As with Obama's memo a year ago, this one covers only benefits that can be extended under existing law, without congressional action. Legislative action would be required for a full range of health care and other benefits. Health care benefits are the ultimate goal for many activists, and Obama supports them as well. In a statement he called on Congress to act on legislation to extend health benefits to same-sex partners.

"While this memorandum is an important step on the path to equality, my administration continues to be prevented by existing Federal law from providing same-sex domestic partners with the full range of benefits enjoyed by heterosexual married couples," Obama said.

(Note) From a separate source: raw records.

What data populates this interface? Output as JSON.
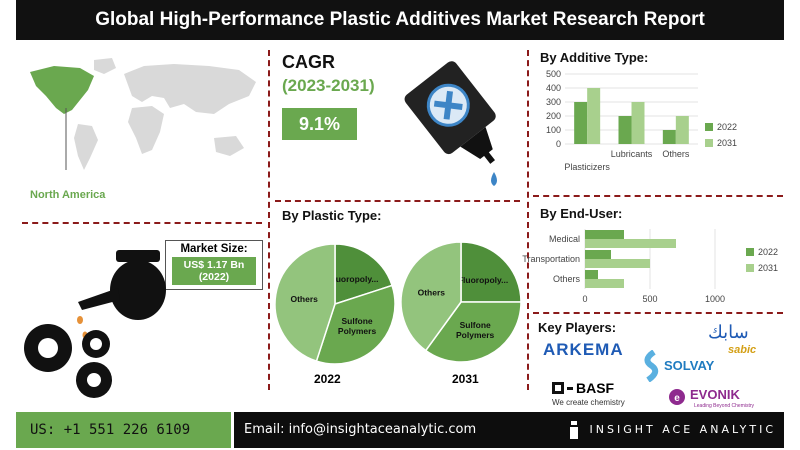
{
  "header": {
    "title": "Global High-Performance Plastic Additives Market Research Report"
  },
  "region": {
    "label": "North America"
  },
  "market_size": {
    "label": "Market Size:",
    "value": "US$ 1.17 Bn",
    "year": "(2022)"
  },
  "cagr": {
    "title": "CAGR",
    "period": "(2023-2031)",
    "value": "9.1%"
  },
  "sections": {
    "additive": "By Additive Type:",
    "plastic": "By Plastic Type:",
    "enduser": "By End-User:",
    "players": "Key Players:"
  },
  "players": {
    "arkema": "ARKEMA",
    "solvay": "SOLVAY",
    "basf": "BASF",
    "basf_tag": "We create chemistry",
    "evonik": "EVONIK",
    "evonik_tag": "Leading Beyond Chemistry",
    "sabic": "sabic",
    "sabic_arabic": "سابك"
  },
  "footer": {
    "phone": "US: +1 551 226 6109",
    "email": "Email: info@insightaceanalytic.com",
    "brand": "INSIGHT ACE ANALYTIC"
  },
  "colors": {
    "dark_green": "#6aa84f",
    "light_green": "#a8d08d",
    "accent_red": "#8b1a1a"
  },
  "chart_data": [
    {
      "type": "bar",
      "title": "By Additive Type:",
      "categories": [
        "Plasticizers",
        "Lubricants",
        "Others"
      ],
      "series": [
        {
          "name": "2022",
          "values": [
            300,
            200,
            100
          ],
          "color": "#6aa84f"
        },
        {
          "name": "2031",
          "values": [
            400,
            300,
            200
          ],
          "color": "#a8d08d"
        }
      ],
      "yticks": [
        "0",
        "100",
        "200",
        "300",
        "400",
        "500"
      ],
      "ylim": [
        0,
        500
      ],
      "legend": "right"
    },
    {
      "type": "pie",
      "label": "2022",
      "slices": [
        {
          "label": "Fluoropoly...",
          "value": 20,
          "color": "#4f8f3a"
        },
        {
          "label": "Sulfone Polymers",
          "value": 35,
          "color": "#6aa84f"
        },
        {
          "label": "Others",
          "value": 45,
          "color": "#93c47d"
        }
      ]
    },
    {
      "type": "pie",
      "label": "2031",
      "slices": [
        {
          "label": "Fluoropoly...",
          "value": 25,
          "color": "#4f8f3a"
        },
        {
          "label": "Sulfone Polymers",
          "value": 35,
          "color": "#6aa84f"
        },
        {
          "label": "Others",
          "value": 40,
          "color": "#93c47d"
        }
      ]
    },
    {
      "type": "bar",
      "orientation": "horizontal",
      "title": "By End-User:",
      "categories": [
        "Medical",
        "Transportation",
        "Others"
      ],
      "series": [
        {
          "name": "2022",
          "values": [
            300,
            200,
            100
          ],
          "color": "#6aa84f"
        },
        {
          "name": "2031",
          "values": [
            700,
            500,
            300
          ],
          "color": "#a8d08d"
        }
      ],
      "xticks": [
        "0",
        "500",
        "1000"
      ],
      "xlim": [
        0,
        1000
      ],
      "legend": "right"
    }
  ]
}
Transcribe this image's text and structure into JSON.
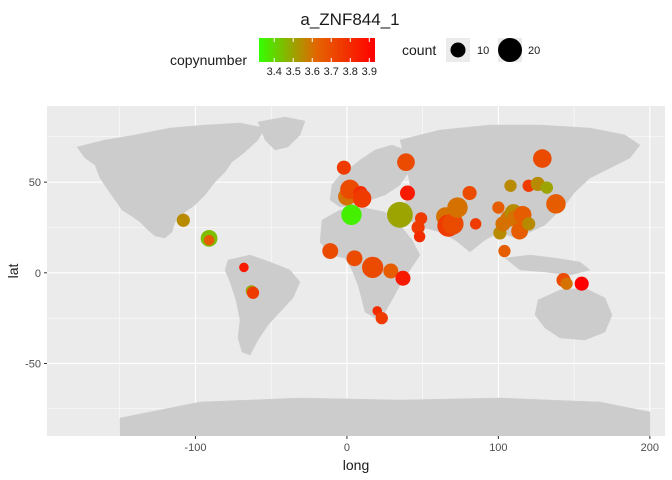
{
  "chart_data": {
    "type": "scatter",
    "title": "a_ZNF844_1",
    "xlabel": "long",
    "ylabel": "lat",
    "xlim": [
      -198,
      210
    ],
    "ylim": [
      -90,
      92
    ],
    "x_ticks": [
      -100,
      0,
      100,
      200
    ],
    "x_tick_labels": [
      "-100",
      "0",
      "100",
      "200"
    ],
    "y_ticks": [
      -50,
      0,
      50
    ],
    "y_tick_labels": [
      "-50",
      "0",
      "50"
    ],
    "grid": true,
    "color_legend": {
      "title": "copynumber",
      "min": 3.32,
      "max": 3.93,
      "ticks": [
        3.4,
        3.5,
        3.6,
        3.7,
        3.8,
        3.9
      ],
      "tick_labels": [
        "3.4",
        "3.5",
        "3.6",
        "3.7",
        "3.8",
        "3.9"
      ],
      "low_color": "#33ff00",
      "mid_color": "#e46400",
      "high_color": "#ff0000"
    },
    "size_legend": {
      "title": "count",
      "values": [
        10,
        20
      ],
      "labels": [
        "10",
        "20"
      ]
    },
    "points": [
      {
        "x": -108,
        "y": 29,
        "c": 3.55,
        "n": 8
      },
      {
        "x": -91,
        "y": 19,
        "c": 3.45,
        "n": 12
      },
      {
        "x": -91,
        "y": 18,
        "c": 3.65,
        "n": 5
      },
      {
        "x": -68,
        "y": 3,
        "c": 3.85,
        "n": 4
      },
      {
        "x": -63,
        "y": -10,
        "c": 3.5,
        "n": 6
      },
      {
        "x": -62,
        "y": -11,
        "c": 3.75,
        "n": 7
      },
      {
        "x": -11,
        "y": 12,
        "c": 3.7,
        "n": 11
      },
      {
        "x": -2,
        "y": 58,
        "c": 3.75,
        "n": 9
      },
      {
        "x": 0,
        "y": 42,
        "c": 3.6,
        "n": 13
      },
      {
        "x": 2,
        "y": 46,
        "c": 3.7,
        "n": 15
      },
      {
        "x": 3,
        "y": 32,
        "c": 3.35,
        "n": 16
      },
      {
        "x": 5,
        "y": 8,
        "c": 3.7,
        "n": 11
      },
      {
        "x": 9,
        "y": 44,
        "c": 3.8,
        "n": 9
      },
      {
        "x": 10,
        "y": 41,
        "c": 3.75,
        "n": 14
      },
      {
        "x": 17,
        "y": 3,
        "c": 3.7,
        "n": 17
      },
      {
        "x": 20,
        "y": -21,
        "c": 3.8,
        "n": 4
      },
      {
        "x": 23,
        "y": -25,
        "c": 3.75,
        "n": 7
      },
      {
        "x": 29,
        "y": 1,
        "c": 3.65,
        "n": 10
      },
      {
        "x": 35,
        "y": 32,
        "c": 3.5,
        "n": 22
      },
      {
        "x": 37,
        "y": -3,
        "c": 3.85,
        "n": 10
      },
      {
        "x": 39,
        "y": 61,
        "c": 3.7,
        "n": 13
      },
      {
        "x": 40,
        "y": 44,
        "c": 3.85,
        "n": 10
      },
      {
        "x": 47,
        "y": 25,
        "c": 3.75,
        "n": 8
      },
      {
        "x": 48,
        "y": 20,
        "c": 3.8,
        "n": 6
      },
      {
        "x": 49,
        "y": 30,
        "c": 3.75,
        "n": 7
      },
      {
        "x": 65,
        "y": 31,
        "c": 3.6,
        "n": 14
      },
      {
        "x": 67,
        "y": 26,
        "c": 3.75,
        "n": 18
      },
      {
        "x": 70,
        "y": 27,
        "c": 3.7,
        "n": 17
      },
      {
        "x": 73,
        "y": 36,
        "c": 3.6,
        "n": 16
      },
      {
        "x": 81,
        "y": 44,
        "c": 3.7,
        "n": 9
      },
      {
        "x": 85,
        "y": 27,
        "c": 3.75,
        "n": 6
      },
      {
        "x": 100,
        "y": 36,
        "c": 3.65,
        "n": 7
      },
      {
        "x": 101,
        "y": 22,
        "c": 3.55,
        "n": 8
      },
      {
        "x": 103,
        "y": 27,
        "c": 3.6,
        "n": 10
      },
      {
        "x": 104,
        "y": 12,
        "c": 3.65,
        "n": 7
      },
      {
        "x": 107,
        "y": 30,
        "c": 3.6,
        "n": 12
      },
      {
        "x": 108,
        "y": 48,
        "c": 3.55,
        "n": 7
      },
      {
        "x": 110,
        "y": 33,
        "c": 3.55,
        "n": 13
      },
      {
        "x": 111,
        "y": 30,
        "c": 3.6,
        "n": 11
      },
      {
        "x": 114,
        "y": 23,
        "c": 3.65,
        "n": 12
      },
      {
        "x": 116,
        "y": 32,
        "c": 3.65,
        "n": 13
      },
      {
        "x": 120,
        "y": 27,
        "c": 3.55,
        "n": 8
      },
      {
        "x": 120,
        "y": 48,
        "c": 3.75,
        "n": 7
      },
      {
        "x": 126,
        "y": 49,
        "c": 3.55,
        "n": 9
      },
      {
        "x": 129,
        "y": 63,
        "c": 3.7,
        "n": 14
      },
      {
        "x": 132,
        "y": 47,
        "c": 3.5,
        "n": 7
      },
      {
        "x": 138,
        "y": 38,
        "c": 3.65,
        "n": 15
      },
      {
        "x": 143,
        "y": -4,
        "c": 3.7,
        "n": 9
      },
      {
        "x": 145,
        "y": -6,
        "c": 3.6,
        "n": 7
      },
      {
        "x": 155,
        "y": -6,
        "c": 3.93,
        "n": 9
      }
    ]
  }
}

It's the president's latest step to further gay rights. The White House recently backed a compromise on the military's "don't ask don't tell" policy on gays in the military that would move ahead on repeal but still allow the Pentagon time to implement new policies. In April, he moved to grant same-sex partners full visitation rights in hospitals.

Obama's approach on gay rights has been criticized as too cautious by gay activists, particularly on "don't ask don't tell."